Journal de cette même « Commission spéciale », dont nous avons

évoqué la critique publique de S. Maksudi. F. Karimi (1870-1937) est

aussi le fils d’un mollah (imām-khatīb

et mudarris) d’un village de la

Moyenne-Volga (district de Bougoulma), mais son père, Gilman, avait

été l’un des promoteurs des madrasas réformées dans sa région. Fatih

avait fait ses études à la Gali-maktab mulkiya (lycée français)

d’Istanbul (1892-96), et il avait également séjourné en Europe

occidentale (1898) en tant qu’assistant et interprète d’un directeur de

mines d’or Š. Raméïev. Contrairement à Maksudi, qui est un homme

politique, il apparaît plutôt comme un ‘ ālim, ayant commencé son

activité comme enseignant dans les madrasas réformées de Crimée

(une région sous l’influence directe de I. Gasprinski). Souhaitant

étendre le champ de sa « mission civilisatrice », sa famille s’installa à

Orenbourg en 1899 et c’est là que Karimi devait amorcer sa carrière

d’homme de lettres et de publiciste. En 1910, il jouissait déjà d’une

popularité certaine, non seulement comme rédacteur en chef de Waqt

(dont le premier numéro était sorti en 1906), mais aussi en tant

qu’auteur d’ouvrages variés, prônant la modernisation du mode de vie

des communautés musulmanes et le renouvellement des connaissances

traditionnelles. Il sociabilisait alors tout autant avec des représentants

de la haute bourgeoisie tatare (comme les frères Raméïev, les éditeurs

de Waqt), qu’avec des réformistes religieux (comme Riza ad-Din b.

Faxr ad-Din) et des hommes politiques de gauche 30 .

Ses annotations en marge du Journal de la « Commission spéciale »,

personnelles, faites en écriture cursive, reflètent de toute évidence la

réaction karimienne « à chaud » (même s’il comptait s’en servir dans un

texte ultérieur). Malgré les dissemblances entre les deux hommes, on y

retrouve une argumentation du même type justement que chez

29. Les divergences de vues entre S. Maksudi et F. Karimi ne les empêchaient pas pour

autant d’entretenir une correspondance privée et de collaborer assez activement.
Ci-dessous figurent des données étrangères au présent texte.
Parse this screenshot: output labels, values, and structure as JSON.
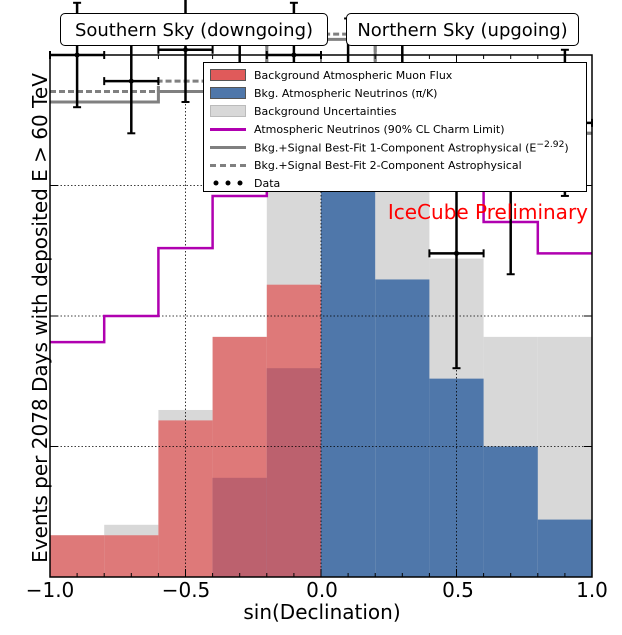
{
  "chart_data": {
    "type": "histogram",
    "regions": {
      "left": "Southern Sky (downgoing)",
      "right": "Northern Sky (upgoing)"
    },
    "xlabel": "sin(Declination)",
    "ylabel": "Events per 2078 Days with deposited E > 60 TeV",
    "xlim": [
      -1.0,
      1.0
    ],
    "ylim": [
      0,
      10
    ],
    "x_ticks": [
      "−1.0",
      "−0.5",
      "0.0",
      "0.5",
      "1.0"
    ],
    "grid": true,
    "bin_edges": [
      -1.0,
      -0.8,
      -0.6,
      -0.4,
      -0.2,
      0.0,
      0.2,
      0.4,
      0.6,
      0.8,
      1.0
    ],
    "series": [
      {
        "name": "Background Atmospheric Muon Flux",
        "color": "#e05a5a",
        "values": [
          0.8,
          0.8,
          3.0,
          4.6,
          5.6,
          0.0,
          0.0,
          0.0,
          0.0,
          0.0
        ]
      },
      {
        "name": "Bkg. Atmospheric Neutrinos (π/K)",
        "color": "#4f77aa",
        "values": [
          0.0,
          0.0,
          0.0,
          1.9,
          4.0,
          7.4,
          5.7,
          3.8,
          2.5,
          1.1
        ]
      },
      {
        "name": "Background Uncertainties",
        "color": "#d8d8d8",
        "values": [
          0.8,
          1.0,
          3.2,
          4.6,
          8.5,
          8.5,
          8.1,
          6.1,
          4.6,
          4.6
        ]
      },
      {
        "name": "Atmospheric Neutrinos (90% CL Charm Limit)",
        "color": "#b000b0",
        "values": [
          4.5,
          5.0,
          6.3,
          7.3,
          8.6,
          9.4,
          8.6,
          7.5,
          6.8,
          6.2
        ]
      },
      {
        "name": "Bkg.+Signal Best-Fit 1-Component Astrophysical (E^-2.92)",
        "color": "#808080",
        "values": [
          9.1,
          9.1,
          9.3,
          9.8,
          10.2,
          10.3,
          9.5,
          8.5,
          8.5,
          8.5
        ]
      },
      {
        "name": "Bkg.+Signal Best-Fit 2-Component Astrophysical",
        "color": "#808080",
        "values": [
          9.3,
          9.3,
          9.5,
          9.7,
          10.5,
          10.4,
          9.6,
          9.1,
          8.6,
          8.5
        ]
      }
    ],
    "data_points": {
      "name": "Data",
      "x": [
        -0.9,
        -0.7,
        -0.5,
        -0.3,
        -0.1,
        0.1,
        0.3,
        0.5,
        0.7,
        0.9
      ],
      "y": [
        10.0,
        9.5,
        10.1,
        9.3,
        10.0,
        9.7,
        9.0,
        6.2,
        7.7,
        8.7
      ],
      "y_err": [
        1.0,
        1.0,
        1.0,
        1.0,
        1.0,
        1.0,
        1.2,
        2.2,
        1.9,
        1.4
      ]
    },
    "legend_entries": [
      "Background Atmospheric Muon Flux",
      "Bkg. Atmospheric Neutrinos (π/K)",
      "Background Uncertainties",
      "Atmospheric Neutrinos (90% CL Charm Limit)",
      "Bkg.+Signal Best-Fit 1-Component Astrophysical (E",
      "Bkg.+Signal Best-Fit 2-Component Astrophysical",
      "Data"
    ],
    "legend_exponent": "−2.92",
    "legend_placement": "top-right",
    "annotation": "IceCube Preliminary"
  }
}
S. Maksudi devait d’ailleurs par la suite approuver le rôle de F. Karimi [Gosmanov, 2000,

p. 181-186 ; Nafigov, 1999, p. 143].

30. Contrairement à S. Maksudi, F. Karimi s’est dit en 1917 partisan de la structure

fédérative territoriale de l’État. Après la révolution bolchevique, il resta en Russie,

continua d’écrire et d’enseigner à l’Institut tatar d’éducation populaire, qui s’était

constitué sur la base de la madrasa Husayniyya d’Orenbourg, où il enseignait déjà avant

1917. En 1925, il s’installa à Moscou, où il travailla pour plusieurs maisons d’éditions et

enseigna le turc à l’Institut des études orientales. Pour d’autres informations biographiques

concernant Gilman et Fatih Karimi, cf. en particulier Gosmanov, [2000] ; on y trouvera

aussi [p. 286-287] un bref aperçu des archives de F. Karimi au NART (f. 1370).